Dallas’ development community will face a laundry list of new building permit fees starting in May.

The Dallas City Council voted Wednesday to approve an amendment that increases over 200 fees for Development Services Department (DSD) work effective May 1, 2024.

The primary goal of the fee adjustment is for DSD to achieve 100% cost recovery and unburden the City’s taxpayers from subsidizing the department’s roughly $22 million budget deficit.

The reason DSD’s operating losses climbed to such a figure was purportedly due to the department undercharging for its services and not having updated its fee schedule since 2015, as previously reported by The Dallas Express.

While DSD was considering a multi-phase approach to the fee update, District 14 Council Member Paul Ridley asked DSD Director Andrew Espinoza during Wednesday’s meeting to have the changes ready by the end of April. Otherwise, he said the City would incur $1.8 million in costs every month that the fee schedule gets deferred.

“We’re never going to make that up, so I urge you to keep to that schedule if at all possible,” he said.

CLICK HERE TO GET THE DALLAS EXPRESS APP

DSD Assistant Director Vernon Young said the department was working with its vendor to update and test the system to ensure everything runs smoothly.

Despite most service fees receiving an increase, Espinoza admitted that the department had to make some concessions based on consultant recommendations. However, based on internal forecasts, Espinoza said he expects DSD to meet its goal of full cost recovery.
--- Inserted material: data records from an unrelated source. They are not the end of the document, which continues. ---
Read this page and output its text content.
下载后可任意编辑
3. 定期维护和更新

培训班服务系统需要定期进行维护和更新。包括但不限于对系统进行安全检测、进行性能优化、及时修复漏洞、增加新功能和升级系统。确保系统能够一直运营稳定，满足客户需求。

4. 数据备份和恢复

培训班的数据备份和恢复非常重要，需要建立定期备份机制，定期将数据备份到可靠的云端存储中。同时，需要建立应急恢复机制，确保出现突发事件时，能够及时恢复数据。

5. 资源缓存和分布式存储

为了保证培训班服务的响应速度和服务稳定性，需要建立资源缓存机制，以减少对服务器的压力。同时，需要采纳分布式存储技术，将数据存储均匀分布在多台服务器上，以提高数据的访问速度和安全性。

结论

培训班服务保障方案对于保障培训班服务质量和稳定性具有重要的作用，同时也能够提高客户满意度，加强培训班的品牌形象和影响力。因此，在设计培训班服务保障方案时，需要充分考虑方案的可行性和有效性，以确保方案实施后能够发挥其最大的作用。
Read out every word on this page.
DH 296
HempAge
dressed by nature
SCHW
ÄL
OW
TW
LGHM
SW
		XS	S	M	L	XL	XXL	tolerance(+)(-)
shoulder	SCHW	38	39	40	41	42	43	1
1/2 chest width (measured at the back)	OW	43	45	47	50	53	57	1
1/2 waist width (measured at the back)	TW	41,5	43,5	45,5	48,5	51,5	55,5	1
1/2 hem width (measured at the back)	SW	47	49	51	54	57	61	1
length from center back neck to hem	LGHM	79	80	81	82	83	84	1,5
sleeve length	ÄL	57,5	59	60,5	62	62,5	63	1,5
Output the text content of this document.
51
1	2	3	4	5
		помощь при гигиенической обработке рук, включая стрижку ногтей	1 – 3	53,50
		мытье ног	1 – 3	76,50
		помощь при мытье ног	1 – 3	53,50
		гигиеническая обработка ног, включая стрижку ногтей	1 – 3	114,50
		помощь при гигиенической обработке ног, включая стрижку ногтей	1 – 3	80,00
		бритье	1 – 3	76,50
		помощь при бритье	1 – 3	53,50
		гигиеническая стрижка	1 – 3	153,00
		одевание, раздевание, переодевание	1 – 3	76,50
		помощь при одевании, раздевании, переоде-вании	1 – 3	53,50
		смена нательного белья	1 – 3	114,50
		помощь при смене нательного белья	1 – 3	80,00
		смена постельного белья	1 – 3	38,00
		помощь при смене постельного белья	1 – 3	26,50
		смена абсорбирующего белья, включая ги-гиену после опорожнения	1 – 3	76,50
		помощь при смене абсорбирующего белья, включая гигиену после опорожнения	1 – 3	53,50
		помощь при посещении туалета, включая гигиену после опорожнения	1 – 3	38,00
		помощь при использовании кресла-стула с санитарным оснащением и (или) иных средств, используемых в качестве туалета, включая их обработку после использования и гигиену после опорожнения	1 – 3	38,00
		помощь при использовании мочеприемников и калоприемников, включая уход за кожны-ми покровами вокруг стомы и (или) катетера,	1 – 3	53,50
“As director of development services, my commitment is to identify workflow delays and bottlenecks,” said Espinoza. “I think what we’ve done is establish a good plan to roll out updated technology and make sure it aligns with our current technology.”

Instead of waiting nine years for the next fee update, Espinoza said the department will revise its fee schedule every three years, noting that it also has the discretion to do it sooner.

“I understand people’s hesitation and concern and what this means to the development community, but we need to sort of change that narrative and say, well, you had a big break for a long time,” said District 12 Council Member Cara Mendelsohn, referring to DSD not updating its fees since 2015. “On the other hand, there needs to be some restraint on spending because the costs for this department have gone up astronomically, especially in the last three years. And so there just has to be that balance.”

Since DSD’s costs are bound to rise from inflation, District 1 Council Member Chad West said the department needs to create internal efficiencies to save money.

“As costs go up, the developers aren’t just eating that. They’re passing that on to our people who are renting the homes and to our small businesses that are renting commercial space. So, it’s impacting our residents, our voters, and our taxpayer, ultimately,” he said.

Espinoza confirmed that future fee studies will include new cost-saving efficiencies through clear performance metrics, recruiting, and training.

“I’m going to be expecting you to say at some point, ‘Look at these cost savings we found,’ not just, ‘It’s going up,’” said West.

“Well taken, and please hold me accountable to that,” Espinoza responded.